Though the screaming sessions are still painful for our ears and the dogs', and two of the other birds (so far) have learned to mimic the screaming in their own way (Ringo Starling's version is almost musical and Jade, I suspect, is making fun of Rocky with hers), we have mostly learned to withstand them until he stops. He does always stop eventually. It's part of life with a 'too. I can no longer imagine life without a 'too. I've had several nasty bruises from pressure bites. We have some mangled woodwork. He broke a ceramic goose the other day while I was at work and he got brave about sitting on a magazine rack next to his cage, on a table where the goose used to sit. His daddy didn't have the nerve to pick him up and put him back on his cage, and Rocky couldn't figure out how to get back to his cage on his own, so he had to wait for me to come home.

Some of my clothes now bear holes in groups of three thanks to the 'too beak. He likes to burrow into me and grind his beak and if he can get a piece of my shirt into his beak before he starts grinding, it gets perforated. I've learned to greet The King of All Toos when I come in from work but not to pick him up until I've changed into bird clothing so he doesn't destroy work outfits.

He likes chamomile tea, which I got for him as a consolation prize to keep him out of my coffee. He really likes coffee, and since the others ignore it, I didn't think to keep it out of his reach until the first day he clambered over my arm and dove in beak first and had a nice long drink of it before I could convince him to stop. I hoped it was the warmth that drew him in and when I gave him tea, he sampled it and then dove into it beak first, so maybe that was it. He's quite willing now to sample almost anything I offer him. He doesn't always like the new things, but he'll usually taste them.

He still won't take proper baths. I've offered misting, and that kind of scares him. I suspect he was sprayed as punishment, so I don't push that. I've given him every sort of container I can come up with, from a plastic dish tub to ceramic, metal and glass baking dishes, with water warm, cold and lukewarm,  and he rejected them all.
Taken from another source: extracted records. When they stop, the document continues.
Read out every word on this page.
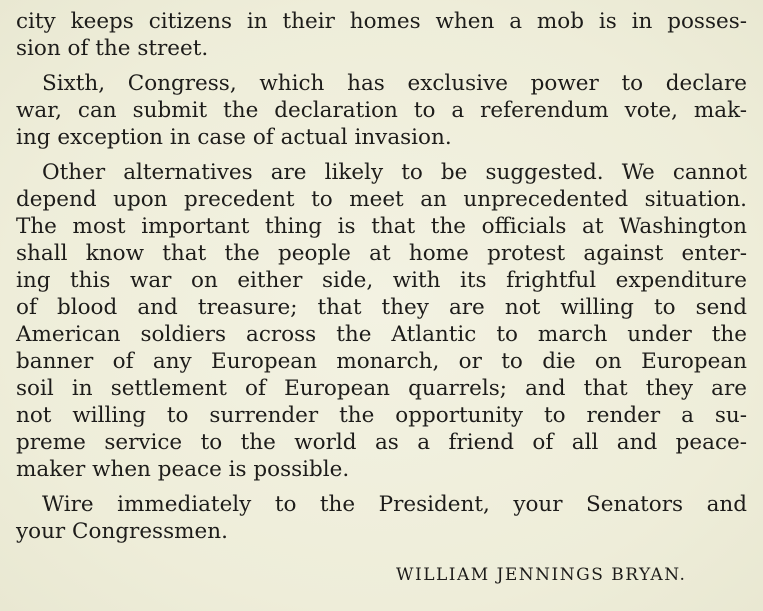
city keeps citizens in their homes when a mob is in posses-
sion of the street.
Sixth, Congress, which has exclusive power to declare
war, can submit the declaration to a referendum vote, mak-
ing exception in case of actual invasion.
Other alternatives are likely to be suggested. We cannot
depend upon precedent to meet an unprecedented situation.
The most important thing is that the officials at Washington
shall know that the people at home protest against enter-
ing this war on either side, with its frightful expenditure
of blood and treasure; that they are not willing to send
American soldiers across the Atlantic to march under the
banner of any European monarch, or to die on European
soil in settlement of European quarrels; and that they are
not willing to surrender the opportunity to render a su-
preme service to the world as a friend of all and peace-
maker when peace is possible.
Wire immediately to the President, your Senators and
your Congressmen.
WILLIAM JENNINGS BRYAN.
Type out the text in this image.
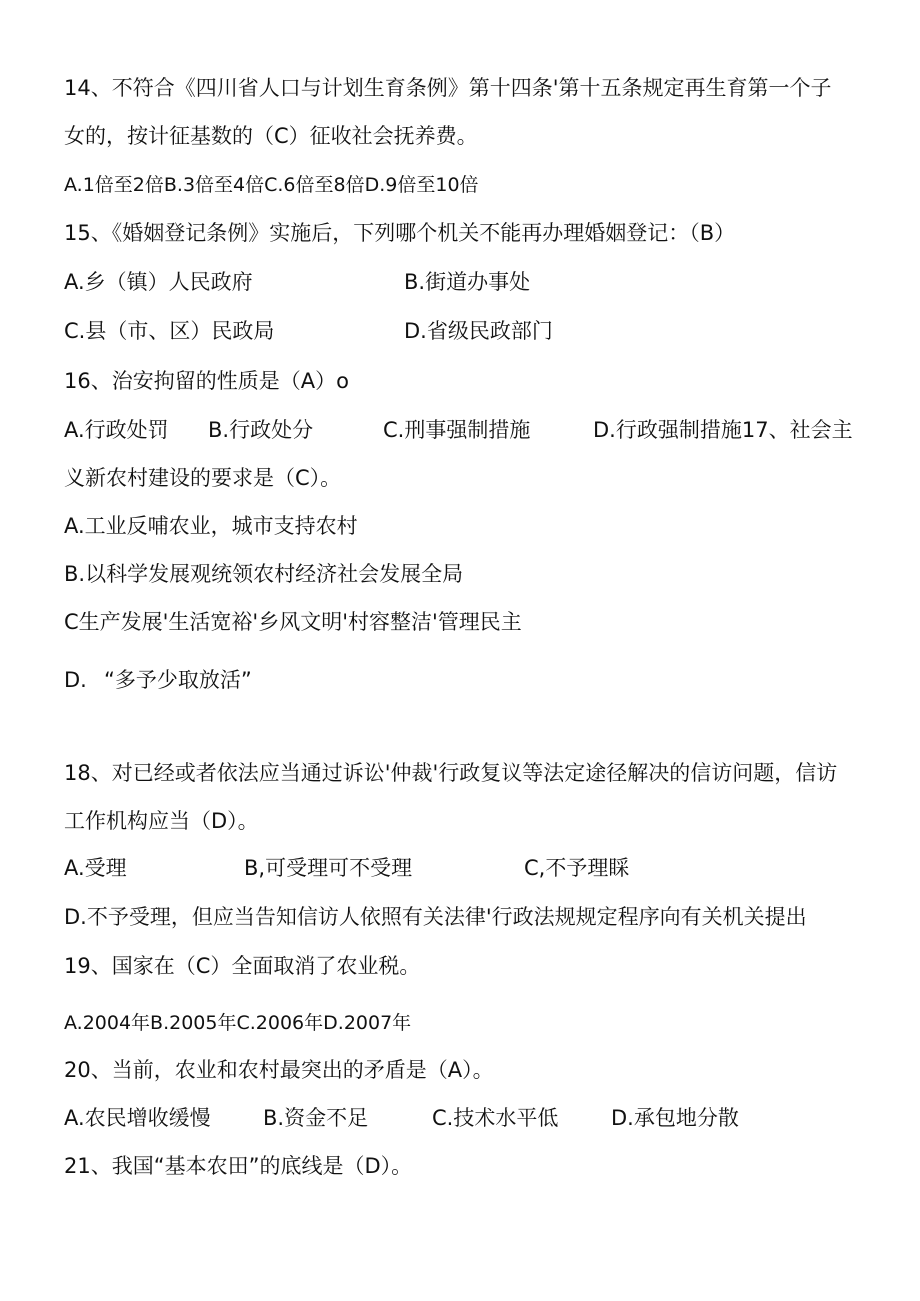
14、不符合《四川省人口与计划生育条例》第十四条'第十五条规定再生育第一个子
女的，按计征基数的（C）征收社会抚养费。
A.1倍至2倍B.3倍至4倍C.6倍至8倍D.9倍至10倍
15、《婚姻登记条例》实施后，下列哪个机关不能再办理婚姻登记：（B）
A.乡（镇）人民政府	B.街道办事处
C.县（市、区）民政局	D.省级民政部门
16、治安拘留的性质是（A）o
A.行政处罚 B.行政处分	C.刑事强制措施	D.行政强制措施17、社会主
义新农村建设的要求是（C）。
A.工业反哺农业，城市支持农村
B.以科学发展观统领农村经济社会发展全局
C生产发展'生活宽裕'乡风文明'村容整洁'管理民主
D. “多予少取放活”
18、对已经或者依法应当通过诉讼'仲裁'行政复议等法定途径解决的信访问题，信访
工作机构应当（D）。
A.受理	B,可受理可不受理	C,不予理睬
D.不予受理，但应当告知信访人依照有关法律'行政法规规定程序向有关机关提出
19、国家在（C）全面取消了农业税。
A.2004年B.2005年C.2006年D.2007年
20、当前，农业和农村最突出的矛盾是（A）。
A.农民增收缓慢 B.资金不足	C.技术水平低	D.承包地分散
21、我国“基本农田”的底线是（D）。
He takes baths in his water dish and obviously can't get his whole body wet like that. I take him into the bathroom and offer the sink and the tub, with and without the water running. Nope. He is getting less wary of the mister, and maybe he will eventually approve of that. It took a while for the other birds to approve of it, too, and now they see the bottle and come running for their “showers” and shove each other aside to get their turn.

This weekend, he overcame a major hurdle. He often gets to share some of my food, because I take it to him, not because he demands it. Even when he climbs down and waddles on the floor, he has invisible barriers he won't cross. But Saturday we were in the kitchen having a late lunch, and Rocky not only crossed the barrier between living room and kitchen, he marched right up to me and held up his foot, and he helped me eat my lunch. It was more of a social event than hunger, because he didn't eat much. He just wanted to sit with us while we ate. He repeated that performance yesterday when we had supper. Apparently, meals are now a communal affair.

In many ways, Rocky is like a small child, whose language skills are shaky at best, and who is very needy of time and attention, both offered very gently due to the bad times he's had in the past. I don't expect him to forget, but with every passing day he trusts us more and learns that here he doesn't have to fear the humans in his life.